MORGANTOWN — With a $66 million commitment from the West Virginia Department of Highways for I-79 Exit 155 improvements already in hand, a contingent of stakeholders is looking for $95 million in federal funding to extend those upgrades west to Mylan Park.
A presentation scheduled for Wednesday’s Monongalia County Commission meeting will detail a recently submitted application to the U.S. Department of Transportation’s $7.25 billion INFRA Grant program.
If successful, those dollars would create a four-lane connection between I-79 Exit 155 and the Monongalia County Schools Bus Garage entrance to Mylan Park, as well as a multi-modal (bike/pedestrian) path connecting Mylan Park to the existing rail-trail system.
While the commission submitted the grant request, it’s not taking on the effort alone. The project would come with significant buy-in from developer WestRidge, which would put up approximately $5 million for design and engineering and, depending on the final route design, provide land needed to accommodate the widened road.
It also comes with the backing of federal and state elected officials as well as the Morgantown Area Partnership, Mylan Park, The Gateway development and the county’s municipalities.
During a Tuesday session with The Dominion Post Editorial Board, representatives of the Monongalia County Commission, WestRidge and MAP said the project checks many of the desired boxes for INFRA Grant funding, particularly in terms of improving safety and access to community resources.

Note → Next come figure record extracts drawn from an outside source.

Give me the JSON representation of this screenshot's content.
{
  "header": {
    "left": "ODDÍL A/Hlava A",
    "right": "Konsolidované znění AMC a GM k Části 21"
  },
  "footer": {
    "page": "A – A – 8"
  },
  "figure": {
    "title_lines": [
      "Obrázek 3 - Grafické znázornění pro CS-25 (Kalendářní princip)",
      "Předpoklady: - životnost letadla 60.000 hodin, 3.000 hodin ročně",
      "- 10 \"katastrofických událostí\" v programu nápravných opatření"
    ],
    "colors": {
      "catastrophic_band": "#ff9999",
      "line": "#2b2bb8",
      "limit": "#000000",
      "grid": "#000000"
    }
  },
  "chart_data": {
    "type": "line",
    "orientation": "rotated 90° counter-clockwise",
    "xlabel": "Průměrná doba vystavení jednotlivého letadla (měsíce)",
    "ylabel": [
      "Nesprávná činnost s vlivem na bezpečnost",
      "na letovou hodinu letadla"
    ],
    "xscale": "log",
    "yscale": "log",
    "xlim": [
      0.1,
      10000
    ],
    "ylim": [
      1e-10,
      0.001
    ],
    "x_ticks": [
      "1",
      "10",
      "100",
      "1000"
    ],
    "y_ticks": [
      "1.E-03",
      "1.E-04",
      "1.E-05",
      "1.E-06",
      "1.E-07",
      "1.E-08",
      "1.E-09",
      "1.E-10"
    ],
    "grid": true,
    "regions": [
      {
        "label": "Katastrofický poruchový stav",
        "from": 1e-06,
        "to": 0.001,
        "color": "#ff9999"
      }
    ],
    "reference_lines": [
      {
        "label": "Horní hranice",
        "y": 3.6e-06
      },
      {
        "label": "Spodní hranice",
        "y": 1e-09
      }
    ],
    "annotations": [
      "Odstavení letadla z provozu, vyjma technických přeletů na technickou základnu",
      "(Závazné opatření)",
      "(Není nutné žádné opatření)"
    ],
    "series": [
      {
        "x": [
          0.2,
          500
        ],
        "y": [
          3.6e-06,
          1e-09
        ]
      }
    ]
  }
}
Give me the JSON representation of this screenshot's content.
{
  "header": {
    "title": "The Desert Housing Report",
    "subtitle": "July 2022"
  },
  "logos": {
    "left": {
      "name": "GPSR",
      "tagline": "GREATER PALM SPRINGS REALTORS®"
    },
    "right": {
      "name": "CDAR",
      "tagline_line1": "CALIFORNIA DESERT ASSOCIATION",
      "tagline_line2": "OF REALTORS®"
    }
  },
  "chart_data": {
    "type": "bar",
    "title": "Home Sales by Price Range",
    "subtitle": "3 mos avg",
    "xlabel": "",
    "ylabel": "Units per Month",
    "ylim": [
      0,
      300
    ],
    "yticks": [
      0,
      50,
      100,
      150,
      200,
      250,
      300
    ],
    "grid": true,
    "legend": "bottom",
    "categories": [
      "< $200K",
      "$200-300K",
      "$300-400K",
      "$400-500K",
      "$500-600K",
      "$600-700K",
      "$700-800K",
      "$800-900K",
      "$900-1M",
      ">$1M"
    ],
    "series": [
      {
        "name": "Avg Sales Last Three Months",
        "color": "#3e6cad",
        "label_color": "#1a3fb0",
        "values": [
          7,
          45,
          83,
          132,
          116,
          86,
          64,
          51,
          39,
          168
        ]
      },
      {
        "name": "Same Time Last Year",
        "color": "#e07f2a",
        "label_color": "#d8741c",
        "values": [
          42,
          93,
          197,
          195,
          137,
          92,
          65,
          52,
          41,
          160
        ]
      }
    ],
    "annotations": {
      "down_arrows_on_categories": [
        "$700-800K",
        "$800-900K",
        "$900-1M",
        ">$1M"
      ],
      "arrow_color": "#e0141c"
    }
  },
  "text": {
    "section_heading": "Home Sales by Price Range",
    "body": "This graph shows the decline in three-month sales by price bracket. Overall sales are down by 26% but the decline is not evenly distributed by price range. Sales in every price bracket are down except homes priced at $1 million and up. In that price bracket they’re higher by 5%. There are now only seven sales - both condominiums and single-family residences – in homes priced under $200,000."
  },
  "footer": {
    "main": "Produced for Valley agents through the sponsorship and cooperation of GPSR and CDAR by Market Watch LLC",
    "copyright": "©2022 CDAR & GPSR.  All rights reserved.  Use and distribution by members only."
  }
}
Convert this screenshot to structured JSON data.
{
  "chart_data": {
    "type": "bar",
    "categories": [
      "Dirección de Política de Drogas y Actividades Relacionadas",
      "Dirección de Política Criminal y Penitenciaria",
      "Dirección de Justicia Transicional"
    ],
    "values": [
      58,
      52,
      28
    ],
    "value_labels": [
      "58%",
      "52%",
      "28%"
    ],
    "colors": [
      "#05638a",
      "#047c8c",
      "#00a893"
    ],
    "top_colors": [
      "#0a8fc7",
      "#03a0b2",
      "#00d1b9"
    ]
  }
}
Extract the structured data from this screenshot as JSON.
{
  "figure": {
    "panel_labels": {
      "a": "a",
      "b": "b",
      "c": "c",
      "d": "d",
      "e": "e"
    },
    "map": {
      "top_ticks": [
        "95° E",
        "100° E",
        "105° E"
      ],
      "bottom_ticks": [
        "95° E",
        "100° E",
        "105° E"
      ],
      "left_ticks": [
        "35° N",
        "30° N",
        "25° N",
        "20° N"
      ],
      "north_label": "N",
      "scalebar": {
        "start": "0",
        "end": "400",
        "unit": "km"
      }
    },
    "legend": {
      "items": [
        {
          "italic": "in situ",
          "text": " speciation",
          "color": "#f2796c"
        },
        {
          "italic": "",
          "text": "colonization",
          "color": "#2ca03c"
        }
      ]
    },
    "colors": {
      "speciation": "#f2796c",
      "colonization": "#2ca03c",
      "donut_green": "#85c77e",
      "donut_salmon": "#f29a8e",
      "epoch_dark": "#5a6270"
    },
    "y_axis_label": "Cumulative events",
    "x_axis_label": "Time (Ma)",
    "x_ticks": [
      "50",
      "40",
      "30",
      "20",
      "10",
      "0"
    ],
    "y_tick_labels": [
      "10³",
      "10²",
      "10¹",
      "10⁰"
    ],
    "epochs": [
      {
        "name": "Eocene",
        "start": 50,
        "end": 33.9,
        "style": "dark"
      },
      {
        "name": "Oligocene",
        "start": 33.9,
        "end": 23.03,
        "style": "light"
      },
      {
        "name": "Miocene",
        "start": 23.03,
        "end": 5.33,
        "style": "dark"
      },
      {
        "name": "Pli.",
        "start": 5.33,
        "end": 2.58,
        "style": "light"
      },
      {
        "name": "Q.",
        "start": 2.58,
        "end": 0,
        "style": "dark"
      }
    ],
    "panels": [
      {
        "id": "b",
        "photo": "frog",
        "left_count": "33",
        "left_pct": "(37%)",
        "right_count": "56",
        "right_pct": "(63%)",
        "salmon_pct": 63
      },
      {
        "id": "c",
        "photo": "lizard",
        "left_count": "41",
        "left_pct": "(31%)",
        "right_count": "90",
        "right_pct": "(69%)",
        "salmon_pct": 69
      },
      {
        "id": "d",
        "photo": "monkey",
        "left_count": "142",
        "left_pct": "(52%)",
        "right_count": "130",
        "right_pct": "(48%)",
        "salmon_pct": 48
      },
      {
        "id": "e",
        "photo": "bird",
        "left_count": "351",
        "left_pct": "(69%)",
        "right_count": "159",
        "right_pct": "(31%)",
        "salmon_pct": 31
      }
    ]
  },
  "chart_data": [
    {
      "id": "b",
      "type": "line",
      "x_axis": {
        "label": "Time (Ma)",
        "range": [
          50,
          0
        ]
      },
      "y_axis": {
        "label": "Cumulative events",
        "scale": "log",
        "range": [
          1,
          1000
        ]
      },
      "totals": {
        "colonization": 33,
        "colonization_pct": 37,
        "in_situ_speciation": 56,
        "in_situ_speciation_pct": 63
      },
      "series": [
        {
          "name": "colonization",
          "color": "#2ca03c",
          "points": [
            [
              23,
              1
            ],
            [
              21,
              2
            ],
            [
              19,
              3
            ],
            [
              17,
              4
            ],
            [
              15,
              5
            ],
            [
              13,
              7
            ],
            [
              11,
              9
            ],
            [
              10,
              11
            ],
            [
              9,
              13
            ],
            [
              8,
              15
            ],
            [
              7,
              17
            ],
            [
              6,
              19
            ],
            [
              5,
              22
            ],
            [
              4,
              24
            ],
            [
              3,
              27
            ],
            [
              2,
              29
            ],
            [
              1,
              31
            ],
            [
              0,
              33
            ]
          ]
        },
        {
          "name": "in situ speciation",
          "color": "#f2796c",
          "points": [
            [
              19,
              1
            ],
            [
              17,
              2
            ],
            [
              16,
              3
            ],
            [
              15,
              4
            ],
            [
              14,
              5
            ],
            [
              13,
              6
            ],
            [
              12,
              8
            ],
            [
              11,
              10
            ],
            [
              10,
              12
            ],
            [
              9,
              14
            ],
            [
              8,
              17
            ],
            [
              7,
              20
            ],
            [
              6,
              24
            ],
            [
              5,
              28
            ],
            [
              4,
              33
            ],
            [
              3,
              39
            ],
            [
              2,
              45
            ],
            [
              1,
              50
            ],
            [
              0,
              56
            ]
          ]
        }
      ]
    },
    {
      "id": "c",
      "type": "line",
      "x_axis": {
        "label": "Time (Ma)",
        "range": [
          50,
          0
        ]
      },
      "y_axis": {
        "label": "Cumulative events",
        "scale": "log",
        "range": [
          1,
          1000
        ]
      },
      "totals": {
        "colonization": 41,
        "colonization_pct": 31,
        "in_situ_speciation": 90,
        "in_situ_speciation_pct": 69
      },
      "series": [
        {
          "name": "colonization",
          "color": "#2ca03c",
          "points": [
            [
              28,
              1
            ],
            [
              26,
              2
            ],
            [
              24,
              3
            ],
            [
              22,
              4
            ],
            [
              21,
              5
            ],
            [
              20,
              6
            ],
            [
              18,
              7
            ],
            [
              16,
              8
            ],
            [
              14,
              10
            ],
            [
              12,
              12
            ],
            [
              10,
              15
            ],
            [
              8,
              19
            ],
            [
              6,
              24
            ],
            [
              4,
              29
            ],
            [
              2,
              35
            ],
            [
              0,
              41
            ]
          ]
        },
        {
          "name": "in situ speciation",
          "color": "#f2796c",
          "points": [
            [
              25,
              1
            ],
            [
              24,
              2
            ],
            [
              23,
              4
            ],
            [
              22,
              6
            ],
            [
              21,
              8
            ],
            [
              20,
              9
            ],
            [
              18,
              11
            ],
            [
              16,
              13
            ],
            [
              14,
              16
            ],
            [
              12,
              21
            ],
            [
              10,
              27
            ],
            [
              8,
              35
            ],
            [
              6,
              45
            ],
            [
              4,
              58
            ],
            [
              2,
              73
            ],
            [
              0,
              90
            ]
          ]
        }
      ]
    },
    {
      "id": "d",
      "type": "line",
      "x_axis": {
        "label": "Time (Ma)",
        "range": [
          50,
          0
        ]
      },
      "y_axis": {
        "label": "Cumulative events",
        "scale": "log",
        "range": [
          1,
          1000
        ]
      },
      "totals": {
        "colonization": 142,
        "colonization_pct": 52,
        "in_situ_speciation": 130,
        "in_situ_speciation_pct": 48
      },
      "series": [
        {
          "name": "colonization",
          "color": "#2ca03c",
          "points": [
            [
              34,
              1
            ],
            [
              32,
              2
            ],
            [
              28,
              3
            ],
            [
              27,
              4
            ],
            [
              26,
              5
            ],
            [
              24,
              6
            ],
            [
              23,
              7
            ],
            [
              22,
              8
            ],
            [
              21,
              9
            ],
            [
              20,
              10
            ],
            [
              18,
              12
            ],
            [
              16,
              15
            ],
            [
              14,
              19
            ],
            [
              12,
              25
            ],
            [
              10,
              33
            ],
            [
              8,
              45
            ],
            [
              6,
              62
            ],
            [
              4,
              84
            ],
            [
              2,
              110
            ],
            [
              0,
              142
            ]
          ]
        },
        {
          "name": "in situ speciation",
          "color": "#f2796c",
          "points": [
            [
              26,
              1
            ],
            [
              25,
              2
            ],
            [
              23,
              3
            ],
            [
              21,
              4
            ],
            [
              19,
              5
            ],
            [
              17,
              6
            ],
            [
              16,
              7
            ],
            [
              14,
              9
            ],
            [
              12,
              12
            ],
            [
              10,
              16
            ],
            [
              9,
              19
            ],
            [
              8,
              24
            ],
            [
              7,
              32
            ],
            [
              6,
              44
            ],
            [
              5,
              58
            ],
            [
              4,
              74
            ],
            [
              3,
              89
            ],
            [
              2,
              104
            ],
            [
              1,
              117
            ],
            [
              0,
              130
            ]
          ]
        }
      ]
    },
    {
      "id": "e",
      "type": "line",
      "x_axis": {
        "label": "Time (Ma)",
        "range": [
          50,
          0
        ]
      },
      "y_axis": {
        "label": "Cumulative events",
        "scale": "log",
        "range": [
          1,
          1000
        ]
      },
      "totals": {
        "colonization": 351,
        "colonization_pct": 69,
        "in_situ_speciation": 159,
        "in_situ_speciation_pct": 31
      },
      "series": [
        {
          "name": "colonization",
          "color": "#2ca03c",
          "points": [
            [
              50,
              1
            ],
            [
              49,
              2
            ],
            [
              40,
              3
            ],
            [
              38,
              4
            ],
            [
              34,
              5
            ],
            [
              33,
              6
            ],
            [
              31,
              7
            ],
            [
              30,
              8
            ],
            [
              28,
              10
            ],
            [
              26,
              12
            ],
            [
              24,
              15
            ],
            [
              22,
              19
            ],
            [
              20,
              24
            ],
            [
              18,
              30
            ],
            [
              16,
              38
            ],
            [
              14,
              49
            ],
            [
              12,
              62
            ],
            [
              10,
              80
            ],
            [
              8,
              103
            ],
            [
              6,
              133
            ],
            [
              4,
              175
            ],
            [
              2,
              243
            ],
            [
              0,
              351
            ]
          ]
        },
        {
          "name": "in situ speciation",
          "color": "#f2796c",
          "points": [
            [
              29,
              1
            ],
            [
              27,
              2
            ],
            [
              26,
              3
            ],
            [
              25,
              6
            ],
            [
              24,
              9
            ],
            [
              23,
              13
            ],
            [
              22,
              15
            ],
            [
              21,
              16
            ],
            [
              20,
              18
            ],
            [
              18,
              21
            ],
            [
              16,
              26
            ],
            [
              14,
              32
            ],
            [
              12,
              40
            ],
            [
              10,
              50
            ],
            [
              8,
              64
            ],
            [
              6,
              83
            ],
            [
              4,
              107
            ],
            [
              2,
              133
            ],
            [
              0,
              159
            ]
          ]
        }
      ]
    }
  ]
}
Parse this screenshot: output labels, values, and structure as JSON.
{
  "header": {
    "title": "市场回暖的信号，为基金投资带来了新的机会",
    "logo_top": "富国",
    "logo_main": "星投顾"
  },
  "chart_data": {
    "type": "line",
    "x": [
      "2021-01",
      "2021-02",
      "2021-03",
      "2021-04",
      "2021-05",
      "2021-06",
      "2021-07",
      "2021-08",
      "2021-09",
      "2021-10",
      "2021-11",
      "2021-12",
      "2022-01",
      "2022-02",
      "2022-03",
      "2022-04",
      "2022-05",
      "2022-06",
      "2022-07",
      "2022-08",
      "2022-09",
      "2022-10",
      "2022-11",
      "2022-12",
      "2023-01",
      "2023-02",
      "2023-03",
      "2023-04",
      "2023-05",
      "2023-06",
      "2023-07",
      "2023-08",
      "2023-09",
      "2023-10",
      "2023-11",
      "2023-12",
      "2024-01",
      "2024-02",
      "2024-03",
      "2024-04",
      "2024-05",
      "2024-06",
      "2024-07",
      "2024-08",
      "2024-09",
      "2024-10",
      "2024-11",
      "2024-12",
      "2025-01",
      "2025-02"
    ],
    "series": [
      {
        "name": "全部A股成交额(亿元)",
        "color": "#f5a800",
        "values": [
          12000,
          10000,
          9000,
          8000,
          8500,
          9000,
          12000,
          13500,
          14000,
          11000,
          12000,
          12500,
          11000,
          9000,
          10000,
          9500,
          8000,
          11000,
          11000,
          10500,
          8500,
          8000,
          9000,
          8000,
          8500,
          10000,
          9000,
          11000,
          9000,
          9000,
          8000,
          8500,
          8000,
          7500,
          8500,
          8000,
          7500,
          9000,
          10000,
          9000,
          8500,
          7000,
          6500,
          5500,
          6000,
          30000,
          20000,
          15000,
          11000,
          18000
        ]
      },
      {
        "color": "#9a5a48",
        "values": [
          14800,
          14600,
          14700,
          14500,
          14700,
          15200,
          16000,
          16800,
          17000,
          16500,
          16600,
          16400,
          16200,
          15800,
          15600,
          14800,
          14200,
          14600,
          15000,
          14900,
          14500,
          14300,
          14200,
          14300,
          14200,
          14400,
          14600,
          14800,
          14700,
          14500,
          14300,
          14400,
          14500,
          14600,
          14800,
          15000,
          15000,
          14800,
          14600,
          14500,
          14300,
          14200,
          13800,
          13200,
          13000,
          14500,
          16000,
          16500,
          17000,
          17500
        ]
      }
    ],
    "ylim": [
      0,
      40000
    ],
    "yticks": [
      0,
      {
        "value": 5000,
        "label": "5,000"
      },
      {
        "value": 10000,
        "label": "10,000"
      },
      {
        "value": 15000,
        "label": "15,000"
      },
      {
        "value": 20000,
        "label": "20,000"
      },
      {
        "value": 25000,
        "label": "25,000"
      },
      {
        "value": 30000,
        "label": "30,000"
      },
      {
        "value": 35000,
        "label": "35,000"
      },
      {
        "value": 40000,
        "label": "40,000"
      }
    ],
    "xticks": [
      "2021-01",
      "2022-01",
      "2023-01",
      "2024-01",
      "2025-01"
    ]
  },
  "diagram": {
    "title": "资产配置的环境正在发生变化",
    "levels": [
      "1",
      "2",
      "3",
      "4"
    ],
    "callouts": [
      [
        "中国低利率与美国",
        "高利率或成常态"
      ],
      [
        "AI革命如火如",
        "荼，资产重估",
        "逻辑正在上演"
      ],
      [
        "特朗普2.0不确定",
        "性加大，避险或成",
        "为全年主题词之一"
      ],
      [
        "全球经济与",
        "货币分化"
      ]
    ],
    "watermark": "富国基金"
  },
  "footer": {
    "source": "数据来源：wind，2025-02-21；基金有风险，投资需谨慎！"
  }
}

Beyond that, the timing is right. The Exit 155 project is coming. The new interchange will be a divergent diamond design with a westbound flyover. The county and its partners have long viewed improved access to Mylan Park as the next logical step, given the growth of the area.
Ryan Lynch, of WestRidge, told The Dominion Post in January 2020, “We’ll pick up just west of where the 155 project ends and take those improvements to the entrance of Mylan Park … Whether it’s three, four lanes is still kinda to be determined.”
On Tuesday, MAP President and CEO Russ Rogerson said this project is the only one seeking INFRA Grant dollars in north-central West Virginia.
He also said that if the interchange project moves forward without this expansion, the feasibility of adding that component later is going to be “almost nonexistent.”
“The biggest part of getting most grants is, are you ready? You always hear the term ‘shovel-ready,’ and communities rarely have the ability to say ‘I’m ready.’ Well, we’re more shovel-ready than probably a vast majority of the other grant applications they’re receiving,” Rogerson said.
“So if we can up our game and leverage those local dollars into multiple millions of federal dollars, why not? Why wouldn’t we do this? Why wouldn’t we try?”
Monongalia County Commission President Tom Bloom said he thinks this project is a perfect fit for the INFRA Grant guidelines.
“I feel like this federal grant was written for us,” he said. “Many of the people here will understand, but in D.C., where we’re fighting for the funds over other states, we want the public to realize this isn’t ‘Build it and they might come.’ This is ‘We’re already here’ … We have the opportunity to do it all at one time. The funding is there and everyone believes this is the time to do it.”
Announcement of INFRA Grant recipients is expected by the end of the year.
Additional information on the project is available at I79chaplinhillgatewayproject.com.